The progression of manufacturing technology steadily reduced feature sizes from 90 nanometers to current 7nm and 5nm processes. Smaller transistors provided two key advantages: more transistors per chip enabling complex functionality, and faster switching speeds enabling higher clock frequencies. Clock rates grew exponentially from 12.5 MHz in 1982 to 3.6 GHz in 2004.

However, around 2004, the industry encountered the power wall - a fundamental thermal limitation. The dynamic power equation (P = CV²f) revealed that despite aggressive voltage scaling, the massive frequency increases caused power consumption and heat generation to exceed cooling capabilities. The ~100-watt limit for consumer processors could not be overcome by improved cooling solutions.

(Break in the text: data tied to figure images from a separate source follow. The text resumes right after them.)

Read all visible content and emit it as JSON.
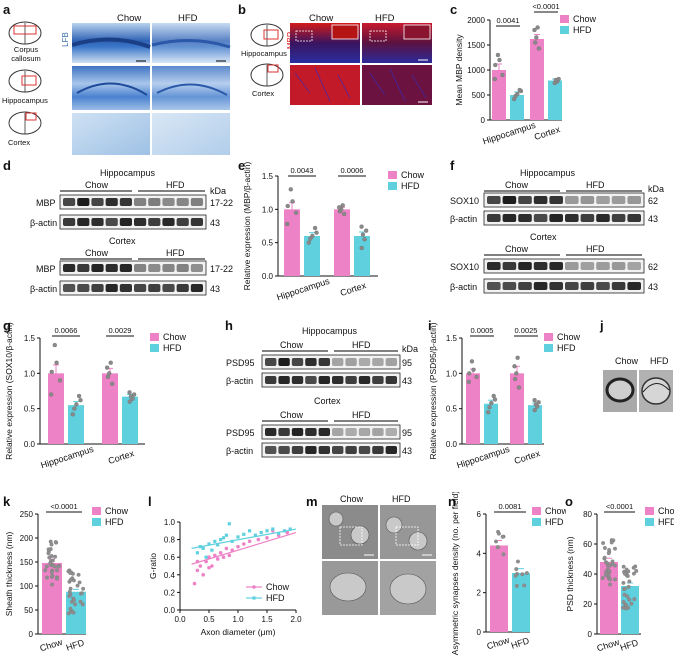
{
  "colors": {
    "chow": "#ee82c6",
    "hfd": "#5fd0de"
  },
  "panel_labels": [
    "a",
    "b",
    "c",
    "d",
    "e",
    "f",
    "g",
    "h",
    "i",
    "j",
    "k",
    "l",
    "m",
    "n",
    "o"
  ],
  "panel_a": {
    "stain": "LFB",
    "col_chow": "Chow",
    "col_hfd": "HFD",
    "rows": [
      "Corpus callosum",
      "Hippocampus",
      "Cortex"
    ]
  },
  "panel_b": {
    "stain": "MBP",
    "col_chow": "Chow",
    "col_hfd": "HFD",
    "rows": [
      "Hippocampus",
      "Cortex"
    ]
  },
  "blot_d": {
    "region1": "Hippocampus",
    "region2": "Cortex",
    "group1": "Chow",
    "group2": "HFD",
    "kda": "kDa",
    "protein": "MBP",
    "loading": "β-actin",
    "size1": "17-22",
    "size2": "43"
  },
  "blot_f": {
    "region1": "Hippocampus",
    "region2": "Cortex",
    "group1": "Chow",
    "group2": "HFD",
    "kda": "kDa",
    "protein": "SOX10",
    "loading": "β-actin",
    "size1": "62",
    "size2": "43"
  },
  "blot_h": {
    "region1": "Hippocampus",
    "region2": "Cortex",
    "group1": "Chow",
    "group2": "HFD",
    "kda": "kDa",
    "protein": "PSD95",
    "loading": "β-actin",
    "size1": "95",
    "size2": "43"
  },
  "panel_j": {
    "col_chow": "Chow",
    "col_hfd": "HFD"
  },
  "panel_m": {
    "col_chow": "Chow",
    "col_hfd": "HFD"
  },
  "chart_data": [
    {
      "id": "c",
      "type": "bar",
      "categories": [
        "Hippocampus",
        "Cortex"
      ],
      "series": [
        {
          "name": "Chow",
          "values": [
            1000,
            1620
          ],
          "err": [
            120,
            90
          ],
          "points": [
            [
              820,
              900,
              1100,
              1200,
              1300
            ],
            [
              1430,
              1550,
              1650,
              1800,
              1850
            ]
          ]
        },
        {
          "name": "HFD",
          "values": [
            500,
            790
          ],
          "err": [
            60,
            30
          ],
          "points": [
            [
              420,
              480,
              520,
              580,
              600
            ],
            [
              740,
              770,
              800,
              820
            ]
          ]
        }
      ],
      "ylabel": "Mean MBP density",
      "ylim": [
        0,
        2000
      ],
      "yticks": [
        0,
        500,
        1000,
        1500,
        2000
      ],
      "pvalues": [
        "0.0041",
        "<0.0001"
      ],
      "legend": "top-right"
    },
    {
      "id": "e",
      "type": "bar",
      "categories": [
        "Hippocampus",
        "Cortex"
      ],
      "series": [
        {
          "name": "Chow",
          "values": [
            1.0,
            1.0
          ],
          "err": [
            0.1,
            0.03
          ],
          "points": [
            [
              0.78,
              0.95,
              1.05,
              1.12,
              1.3
            ],
            [
              0.93,
              0.97,
              1.0,
              1.03,
              1.06
            ]
          ]
        },
        {
          "name": "HFD",
          "values": [
            0.6,
            0.6
          ],
          "err": [
            0.05,
            0.06
          ],
          "points": [
            [
              0.5,
              0.56,
              0.6,
              0.65,
              0.72
            ],
            [
              0.42,
              0.55,
              0.62,
              0.68,
              0.74
            ]
          ]
        }
      ],
      "ylabel": "Relative expression (MBP/β-actin)",
      "ylim": [
        0,
        1.5
      ],
      "yticks": [
        0.0,
        0.5,
        1.0,
        1.5
      ],
      "pvalues": [
        "0.0043",
        "0.0006"
      ],
      "legend": "top-right"
    },
    {
      "id": "g",
      "type": "bar",
      "categories": [
        "Hippocampus",
        "Cortex"
      ],
      "series": [
        {
          "name": "Chow",
          "values": [
            1.0,
            1.0
          ],
          "err": [
            0.12,
            0.07
          ],
          "points": [
            [
              0.7,
              0.9,
              1.02,
              1.15,
              1.4
            ],
            [
              0.85,
              0.95,
              1.0,
              1.08,
              1.15
            ]
          ]
        },
        {
          "name": "HFD",
          "values": [
            0.55,
            0.67
          ],
          "err": [
            0.05,
            0.03
          ],
          "points": [
            [
              0.42,
              0.5,
              0.56,
              0.62,
              0.68
            ],
            [
              0.6,
              0.64,
              0.67,
              0.7,
              0.73
            ]
          ]
        }
      ],
      "ylabel": "Relative expression (SOX10/β-actin)",
      "ylim": [
        0,
        1.5
      ],
      "yticks": [
        0.0,
        0.5,
        1.0,
        1.5
      ],
      "pvalues": [
        "0.0066",
        "0.0029"
      ],
      "legend": "top-right"
    },
    {
      "id": "i",
      "type": "bar",
      "categories": [
        "Hippocampus",
        "Cortex"
      ],
      "series": [
        {
          "name": "Chow",
          "values": [
            1.0,
            1.0
          ],
          "err": [
            0.06,
            0.1
          ],
          "points": [
            [
              0.88,
              0.95,
              1.0,
              1.05,
              1.17
            ],
            [
              0.8,
              0.92,
              1.0,
              1.1,
              1.22
            ]
          ]
        },
        {
          "name": "HFD",
          "values": [
            0.57,
            0.55
          ],
          "err": [
            0.05,
            0.03
          ],
          "points": [
            [
              0.45,
              0.52,
              0.58,
              0.63,
              0.68
            ],
            [
              0.48,
              0.53,
              0.56,
              0.59,
              0.62
            ]
          ]
        }
      ],
      "ylabel": "Relative expression (PSD95/β-actin)",
      "ylim": [
        0,
        1.5
      ],
      "yticks": [
        0.0,
        0.5,
        1.0,
        1.5
      ],
      "pvalues": [
        "0.0005",
        "0.0025"
      ],
      "legend": "top-right"
    },
    {
      "id": "k",
      "type": "bar",
      "categories": [
        "Chow",
        "HFD"
      ],
      "values": [
        148,
        88
      ],
      "err": [
        8,
        5
      ],
      "ylabel": "Sheath thickness (nm)",
      "ylim": [
        0,
        250
      ],
      "yticks": [
        0,
        50,
        100,
        150,
        200,
        250
      ],
      "pvalues": [
        "<0.0001"
      ],
      "legend": "top-right",
      "legend_entries": [
        "Chow",
        "HFD"
      ]
    },
    {
      "id": "l",
      "type": "scatter",
      "series": [
        {
          "name": "Chow",
          "x": [
            0.25,
            0.3,
            0.35,
            0.4,
            0.45,
            0.5,
            0.55,
            0.6,
            0.65,
            0.7,
            0.8,
            0.85,
            0.9,
            1.0,
            1.1,
            1.2,
            1.35,
            1.5,
            1.7,
            1.85,
            0.3,
            0.5,
            0.75,
            1.6
          ],
          "y": [
            0.3,
            0.45,
            0.5,
            0.4,
            0.55,
            0.6,
            0.5,
            0.62,
            0.58,
            0.65,
            0.7,
            0.62,
            0.68,
            0.72,
            0.75,
            0.78,
            0.8,
            0.82,
            0.85,
            0.88,
            0.55,
            0.48,
            0.6,
            0.9
          ],
          "fit": [
            [
              0.2,
              0.52
            ],
            [
              2.0,
              0.88
            ]
          ]
        },
        {
          "name": "HFD",
          "x": [
            0.3,
            0.35,
            0.4,
            0.5,
            0.55,
            0.6,
            0.7,
            0.75,
            0.8,
            0.9,
            1.0,
            1.1,
            1.2,
            1.3,
            1.4,
            1.5,
            1.6,
            1.7,
            1.8,
            1.9,
            0.45,
            0.65,
            0.85
          ],
          "y": [
            0.65,
            0.72,
            0.7,
            0.75,
            0.68,
            0.78,
            0.8,
            0.82,
            0.85,
            0.78,
            0.83,
            0.86,
            0.9,
            0.85,
            0.88,
            0.9,
            0.92,
            0.87,
            0.9,
            0.92,
            0.6,
            0.74,
            0.98
          ],
          "fit": [
            [
              0.2,
              0.7
            ],
            [
              2.0,
              0.92
            ]
          ]
        }
      ],
      "xlabel": "Axon diameter (μm)",
      "ylabel": "G-ratio",
      "xlim": [
        0,
        2.0
      ],
      "ylim": [
        0,
        1.0
      ],
      "xticks": [
        0.0,
        0.5,
        1.0,
        1.5,
        2.0
      ],
      "yticks": [
        0.0,
        0.2,
        0.4,
        0.6,
        0.8,
        1.0
      ],
      "legend": "bottom-right"
    },
    {
      "id": "n",
      "type": "bar",
      "categories": [
        "Chow",
        "HFD"
      ],
      "values": [
        4.4,
        3.0
      ],
      "err": [
        0.25,
        0.22
      ],
      "ylabel": "Asymmetric synapses density (no. per field)",
      "ylim": [
        0,
        6
      ],
      "yticks": [
        0,
        2,
        4,
        6
      ],
      "pvalues": [
        "0.0081"
      ],
      "legend": "top-right",
      "legend_entries": [
        "Chow",
        "HFD"
      ]
    },
    {
      "id": "o",
      "type": "bar",
      "categories": [
        "Chow",
        "HFD"
      ],
      "values": [
        48,
        32
      ],
      "err": [
        2.5,
        2
      ],
      "ylabel": "PSD thickness (nm)",
      "ylim": [
        0,
        80
      ],
      "yticks": [
        0,
        20,
        40,
        60,
        80
      ],
      "pvalues": [
        "<0.0001"
      ],
      "legend": "top-right",
      "legend_entries": [
        "Chow",
        "HFD"
      ]
    }
  ]
}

The solution was multi-core processors: placing multiple complete CPU cores on a single chip. This allowed continued performance improvement within power constraints by exploiting thread-level parallelism. However, the initial vision of exponentially growing core counts didn't materialize due to the difficulty of parallel programming. Unlike automatic instruction-level parallelism, multi-core requires programmers to explicitly manage threads, balance loads, minimize communication, and handle synchronization - a significantly more challenging paradigm.

Around 2013-2015, the industry made another major shift to 3D chip technology. Instead of only shrinking transistors in two dimensions, manufacturers began stacking transistor layers vertically using FinFET and similar technologies. This represented such a fundamental change that the International Technology Roadmap for Semiconductors (ITRS) dissolved in 2015, as simple feature-size predictions no longer captured the diverse approaches to increasing transistor density.

The lecture concluded by examining computer system organization across three layers: hardware (processor, memory, I/O), system software (compilers, assemblers, operating system), and application software (programs written in high-level languages). We traced the complete journey from high-level code through compilation and assembly to binary machine code, and explored how programs execute through the interaction of control and datapath components within the CPU. Cache memory's critical role in hiding main memory latency was emphasized, and real-world processor layouts illustrated the complex organization of modern multi-core chips.

Understanding these technology trends and architectural responses provides essential context for studying computer architecture and explains why processors are organized as they are today.